Editing & Refinement — After You Draft
Use these prompts to tighten your writing, ensure your conclusions aren't buried, and make your data actually mean something.
The BLUF & Pyramid Principle Prompt
Most business writing is bottom-up (context → argument → conclusion). Decision-makers need top-down (conclusion → argument → context). Use this to flip your structure.
I am providing a draft below. I need you to restructure it using the BLUF (Bottom Line Up Front) and Pyramid Principle methods. 1. Identify the single most important conclusion or implication in this text. 2. Rewrite the opening paragraph so that this conclusion is the very first sentence. 3. Reorganize the rest of the text so that it supports that conclusion in descending order of importance. 4. Ensure the first sentence of every paragraph acts as a mini-headline for that paragraph. Do not add new information or change the tone. Just fix the architecture so a skimmer gets the main point in the first 5 seconds. [PASTE YOUR DRAFT COPY HERE]
- Why it works: It respects the reader's time by putting the answer first, which is how executives actually read.
- When to use it: For CEO blogs, executive summaries, newsletters, and internal committee memos.
The SUCCESs Framework Prompt
Based on Chip and Dan Heath's "Made to Stick" framework. Use this to ensure your copy is actually memorable, not just accurate.
Review the draft copy below against the SUCCESs framework (Simple, Unexpected, Concrete, Credible, Emotional, Story). Identify the weakest two elements in this draft.

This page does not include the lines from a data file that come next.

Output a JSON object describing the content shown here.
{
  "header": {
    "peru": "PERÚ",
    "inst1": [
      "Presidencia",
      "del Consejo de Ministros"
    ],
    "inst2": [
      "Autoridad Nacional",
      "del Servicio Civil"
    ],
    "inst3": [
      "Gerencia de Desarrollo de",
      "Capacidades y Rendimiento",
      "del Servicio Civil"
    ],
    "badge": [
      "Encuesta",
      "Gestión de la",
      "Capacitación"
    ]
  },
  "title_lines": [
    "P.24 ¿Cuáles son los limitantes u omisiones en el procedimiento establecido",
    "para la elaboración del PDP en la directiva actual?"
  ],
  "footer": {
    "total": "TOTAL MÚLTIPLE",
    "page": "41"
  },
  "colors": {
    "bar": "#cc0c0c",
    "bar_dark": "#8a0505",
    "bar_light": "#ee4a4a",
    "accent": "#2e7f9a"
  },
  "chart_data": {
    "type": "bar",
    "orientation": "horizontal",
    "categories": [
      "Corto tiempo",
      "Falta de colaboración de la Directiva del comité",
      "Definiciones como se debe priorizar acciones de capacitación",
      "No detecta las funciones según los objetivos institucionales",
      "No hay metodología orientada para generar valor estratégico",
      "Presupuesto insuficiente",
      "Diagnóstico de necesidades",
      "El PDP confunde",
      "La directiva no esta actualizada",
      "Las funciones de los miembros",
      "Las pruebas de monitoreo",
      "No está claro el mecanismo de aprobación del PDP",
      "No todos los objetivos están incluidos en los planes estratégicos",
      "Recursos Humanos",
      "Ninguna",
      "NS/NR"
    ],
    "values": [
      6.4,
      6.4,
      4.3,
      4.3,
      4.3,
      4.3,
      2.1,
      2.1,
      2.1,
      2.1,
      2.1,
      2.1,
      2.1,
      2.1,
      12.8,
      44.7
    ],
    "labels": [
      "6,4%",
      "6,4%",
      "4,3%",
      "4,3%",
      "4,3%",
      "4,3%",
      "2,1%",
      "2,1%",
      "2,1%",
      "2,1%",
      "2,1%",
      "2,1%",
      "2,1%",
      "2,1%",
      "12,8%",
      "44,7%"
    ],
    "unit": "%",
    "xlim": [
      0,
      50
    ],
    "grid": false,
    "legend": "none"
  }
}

For example, if it is too abstract (lacks Concreteness) and predictable (lacks Unexpectedness), tell me. Then, provide three specific suggestions on how to inject those missing elements into the copy. Give me concrete examples of how a sentence could be rewritten to fix the weakness. [PASTE YOUR DRAFT COPY HERE]
- Why it works: It moves the critique from "does this sound good?" to "does this contain the psychological triggers for memory?"

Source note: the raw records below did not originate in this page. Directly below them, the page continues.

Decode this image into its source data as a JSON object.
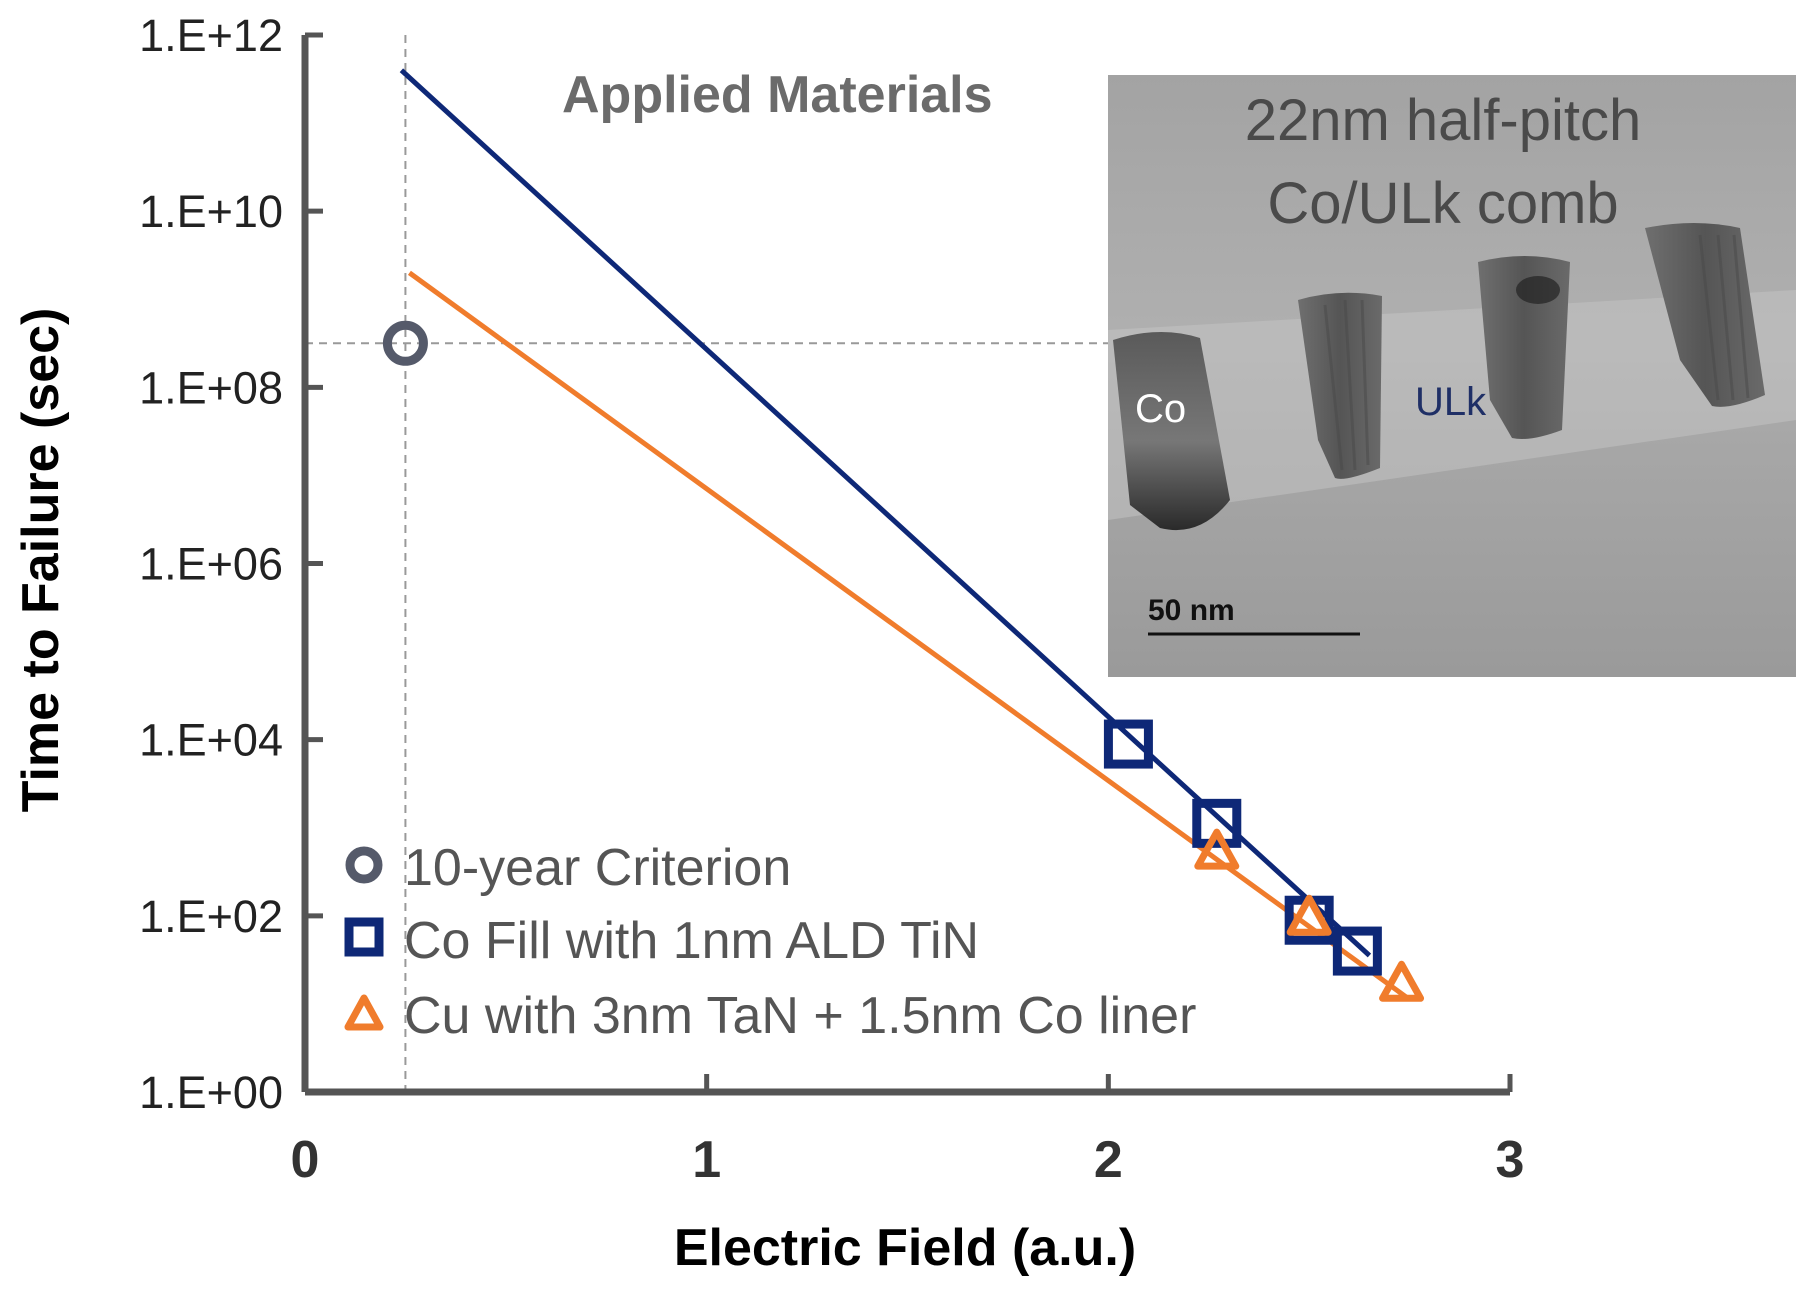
{
  "chart_data": {
    "type": "line",
    "title": "",
    "xlabel": "Electric Field (a.u.)",
    "ylabel": "Time to Failure (sec)",
    "xlim": [
      0,
      3
    ],
    "ylim_log10": [
      0,
      12
    ],
    "x_ticks": [
      "0",
      "1",
      "2",
      "3"
    ],
    "x_tick_values": [
      0,
      1,
      2,
      3
    ],
    "y_ticks": [
      "1.E+00",
      "1.E+02",
      "1.E+04",
      "1.E+06",
      "1.E+08",
      "1.E+10",
      "1.E+12"
    ],
    "y_tick_log10": [
      0,
      2,
      4,
      6,
      8,
      10,
      12
    ],
    "reference": {
      "criterion_x": 0.25,
      "criterion_y_log10": 8.5
    },
    "series": [
      {
        "name": "10-year Criterion",
        "marker": "circle",
        "color": "#555a6a",
        "points": [
          {
            "x": 0.25,
            "log10_y": 8.5
          }
        ]
      },
      {
        "name": "Co Fill with 1nm ALD TiN",
        "marker": "square",
        "color": "#0e2877",
        "points": [
          {
            "x": 2.05,
            "log10_y": 3.95
          },
          {
            "x": 2.27,
            "log10_y": 3.05
          },
          {
            "x": 2.5,
            "log10_y": 1.95
          },
          {
            "x": 2.62,
            "log10_y": 1.6
          }
        ],
        "fit_line": [
          {
            "x": 0.24,
            "log10_y": 11.6
          },
          {
            "x": 2.65,
            "log10_y": 1.55
          }
        ]
      },
      {
        "name": "Cu with 3nm TaN + 1.5nm Co liner",
        "marker": "triangle",
        "color": "#f07c2c",
        "points": [
          {
            "x": 2.27,
            "log10_y": 2.7
          },
          {
            "x": 2.5,
            "log10_y": 1.95
          },
          {
            "x": 2.73,
            "log10_y": 1.2
          }
        ],
        "fit_line": [
          {
            "x": 0.26,
            "log10_y": 9.3
          },
          {
            "x": 2.75,
            "log10_y": 1.05
          }
        ]
      }
    ],
    "annotations": [
      "Applied Materials"
    ],
    "legend_position": "bottom-left"
  },
  "inset": {
    "title_line1": "22nm half-pitch",
    "title_line2": "Co/ULk comb",
    "label_co": "Co",
    "label_ulk": "ULk",
    "scale_bar": "50 nm"
  }
}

- When to use it: For high-stakes thought leadership, campaign landing pages, and thematic retail marketing.
The Data Narrative Prompt
Data without narrative is noise. Data with narrative is proof. Use this to ensure your numbers are anchored to something the audience understands.
I have a draft below that contains several data points and metrics. Right now, they are just numbers. I need you to help me build a "Data Narrative" around the most important metric. Identify the most critical number in the text. Then, rewrite the section around it to follow this four-part structure: 1. The Claim: What is the assertion we are making? 2. The Number: The specific data point. 3. The Context (Comparative Anchoring): Anchor this number to something relatable (e.g., a historical comparison, a peer comparison, or a relatable scale). 4. The Implication: What does this mean the audience should do or believe? [PASTE YOUR DRAFT COPY HERE]
- Why it works: Numbers only have meaning in comparison. This prompt forces the AI to find the anchor that makes the data consequential.
- When to use it: For quarterly recaps, ROI reporting to committees, and institutional market spotlights.